Now, I understand that it can get really annoying. But it's annoying for anyone who has a job. Jobs are annoying. Jobs where you have to deal with people are especially annoying. Sometimes you get good ones, sometimes you get dumb ones. It's a job, and probably you didn't get forced into it. I don't know, maybe you did. I don't know your life. Shoot. But, on the other hand, when I hand a particularly annoying latte to a particularly annoying customer, I don't turn to the rest of the cafe and shout out, "Wow, that lady sure was an annoying bitch. Don't order lattes when you're a bitch. #baristatips" That kind of behavior gets people fired. Or, it makes them look like big jerks. Or both. It certainly loses them a customer.
I guess it's a little dangerous to write something critical about agents (and I'm not even writing about all agents, but the type of agent I am writing about is the one who will be upset) on the internet.
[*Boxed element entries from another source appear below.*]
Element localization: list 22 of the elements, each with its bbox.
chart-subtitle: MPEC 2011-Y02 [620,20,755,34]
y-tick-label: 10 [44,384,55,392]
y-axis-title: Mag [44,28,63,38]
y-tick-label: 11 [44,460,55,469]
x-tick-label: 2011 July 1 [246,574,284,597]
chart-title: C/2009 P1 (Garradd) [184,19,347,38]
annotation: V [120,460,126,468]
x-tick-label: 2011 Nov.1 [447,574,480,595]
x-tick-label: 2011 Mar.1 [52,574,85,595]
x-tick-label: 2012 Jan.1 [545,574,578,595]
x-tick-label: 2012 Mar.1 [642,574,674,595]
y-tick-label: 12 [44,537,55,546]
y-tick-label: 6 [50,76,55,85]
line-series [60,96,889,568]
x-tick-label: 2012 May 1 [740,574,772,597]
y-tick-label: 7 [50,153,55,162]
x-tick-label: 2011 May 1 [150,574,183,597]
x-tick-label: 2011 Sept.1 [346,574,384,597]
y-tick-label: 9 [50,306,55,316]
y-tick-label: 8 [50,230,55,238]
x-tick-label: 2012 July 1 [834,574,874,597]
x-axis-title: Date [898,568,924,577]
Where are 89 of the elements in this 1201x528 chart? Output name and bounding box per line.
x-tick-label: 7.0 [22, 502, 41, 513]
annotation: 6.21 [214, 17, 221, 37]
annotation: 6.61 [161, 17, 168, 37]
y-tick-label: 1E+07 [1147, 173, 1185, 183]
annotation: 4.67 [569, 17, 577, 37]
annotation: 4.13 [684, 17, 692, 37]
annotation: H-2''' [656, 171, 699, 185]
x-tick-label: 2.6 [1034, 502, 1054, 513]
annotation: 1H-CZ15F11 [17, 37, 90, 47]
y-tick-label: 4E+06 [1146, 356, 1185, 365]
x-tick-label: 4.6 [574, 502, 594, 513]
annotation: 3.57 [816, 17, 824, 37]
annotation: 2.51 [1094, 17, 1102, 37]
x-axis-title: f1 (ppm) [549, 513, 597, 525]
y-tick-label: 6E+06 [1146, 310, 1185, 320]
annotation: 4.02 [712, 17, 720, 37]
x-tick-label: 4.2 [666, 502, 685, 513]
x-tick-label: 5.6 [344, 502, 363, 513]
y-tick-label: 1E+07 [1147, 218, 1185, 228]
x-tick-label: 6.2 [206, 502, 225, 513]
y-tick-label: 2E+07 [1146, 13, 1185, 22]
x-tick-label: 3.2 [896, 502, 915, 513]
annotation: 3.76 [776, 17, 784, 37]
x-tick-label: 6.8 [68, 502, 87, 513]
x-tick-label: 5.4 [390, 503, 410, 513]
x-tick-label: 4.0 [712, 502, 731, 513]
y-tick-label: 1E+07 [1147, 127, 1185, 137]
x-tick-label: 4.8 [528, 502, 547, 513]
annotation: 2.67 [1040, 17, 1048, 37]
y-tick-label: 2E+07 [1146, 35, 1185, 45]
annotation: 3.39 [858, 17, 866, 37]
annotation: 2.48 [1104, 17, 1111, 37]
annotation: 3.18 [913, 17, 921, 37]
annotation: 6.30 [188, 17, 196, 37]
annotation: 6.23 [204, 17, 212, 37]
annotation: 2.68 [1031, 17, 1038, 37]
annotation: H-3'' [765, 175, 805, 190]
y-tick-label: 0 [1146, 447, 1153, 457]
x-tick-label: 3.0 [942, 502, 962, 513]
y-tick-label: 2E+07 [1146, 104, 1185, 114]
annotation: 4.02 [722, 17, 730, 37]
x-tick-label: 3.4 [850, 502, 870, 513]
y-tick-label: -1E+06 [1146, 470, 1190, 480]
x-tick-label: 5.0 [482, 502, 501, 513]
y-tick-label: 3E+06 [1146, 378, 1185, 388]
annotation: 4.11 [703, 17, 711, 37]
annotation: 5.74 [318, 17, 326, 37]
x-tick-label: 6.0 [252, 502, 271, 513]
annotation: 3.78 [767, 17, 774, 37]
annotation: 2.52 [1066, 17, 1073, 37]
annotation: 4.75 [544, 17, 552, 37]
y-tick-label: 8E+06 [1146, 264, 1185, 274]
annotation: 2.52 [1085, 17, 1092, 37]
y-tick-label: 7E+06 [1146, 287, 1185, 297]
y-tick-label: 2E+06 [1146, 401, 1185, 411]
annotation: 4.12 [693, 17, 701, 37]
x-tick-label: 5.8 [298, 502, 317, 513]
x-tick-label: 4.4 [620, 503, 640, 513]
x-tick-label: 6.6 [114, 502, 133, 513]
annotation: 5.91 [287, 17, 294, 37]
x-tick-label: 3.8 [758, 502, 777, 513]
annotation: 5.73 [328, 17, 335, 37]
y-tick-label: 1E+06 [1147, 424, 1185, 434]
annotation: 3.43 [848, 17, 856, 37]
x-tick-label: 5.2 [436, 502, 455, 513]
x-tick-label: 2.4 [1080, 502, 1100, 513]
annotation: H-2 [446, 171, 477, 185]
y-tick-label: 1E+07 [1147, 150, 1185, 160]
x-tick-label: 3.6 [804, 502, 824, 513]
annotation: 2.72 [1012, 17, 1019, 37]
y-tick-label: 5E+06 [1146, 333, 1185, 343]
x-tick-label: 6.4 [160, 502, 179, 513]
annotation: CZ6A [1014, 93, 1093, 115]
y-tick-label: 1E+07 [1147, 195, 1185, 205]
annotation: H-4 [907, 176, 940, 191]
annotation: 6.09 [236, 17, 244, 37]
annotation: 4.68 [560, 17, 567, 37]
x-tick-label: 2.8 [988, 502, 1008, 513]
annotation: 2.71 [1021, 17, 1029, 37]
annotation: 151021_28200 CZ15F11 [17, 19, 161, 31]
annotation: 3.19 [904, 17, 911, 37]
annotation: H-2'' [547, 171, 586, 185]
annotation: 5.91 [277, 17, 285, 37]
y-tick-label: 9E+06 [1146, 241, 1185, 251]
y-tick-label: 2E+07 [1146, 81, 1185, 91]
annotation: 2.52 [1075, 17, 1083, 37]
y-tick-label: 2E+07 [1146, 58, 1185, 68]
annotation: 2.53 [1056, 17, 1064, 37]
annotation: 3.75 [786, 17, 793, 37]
But really, I'm not trying to step on anyone's toes. Honest. You do your job and I'll do mine -- You represent authors (and do intake of good/bad/ugly queries) and I'll piss translators off in Norway. I mean, I'll write. And I'll stop complaining (about writing), and you stop complaining, and everyone stops complaining, and we will just settle for an ice-cream social in April. OK? I would like that.
To close up on a lighter note, here's some food for thought/activity:
My top five favorite agents on Twitter who seem to actually like1 their jobs, in alphabetical order by @name:@
bakersmark (Bernadette Baker-Baughman)
@
bradfordlit (Laura Bradford)
@
jennyrae (
Jenny Rae Rappaport)
@Kid_Lit (Mary Kole)
@
NathanBransford (Nathan Bransford)
And don't forget @Janet_Reid.
Lastly, here's an email I got from a friend of mine after I told him he was an adjunct to my conscience, to whom I referred when I felt I was being too critical of others:
I bet it's nice there, being in your conscience, watching you becoming evermore becoming. I just shaved in the HardTimes bathroom using a leg razor, pink hand-soap, and a pocket mirror.
Good day.
J
1. No, love. Yes, I will drop the L-word... no, not that L-word. The other one.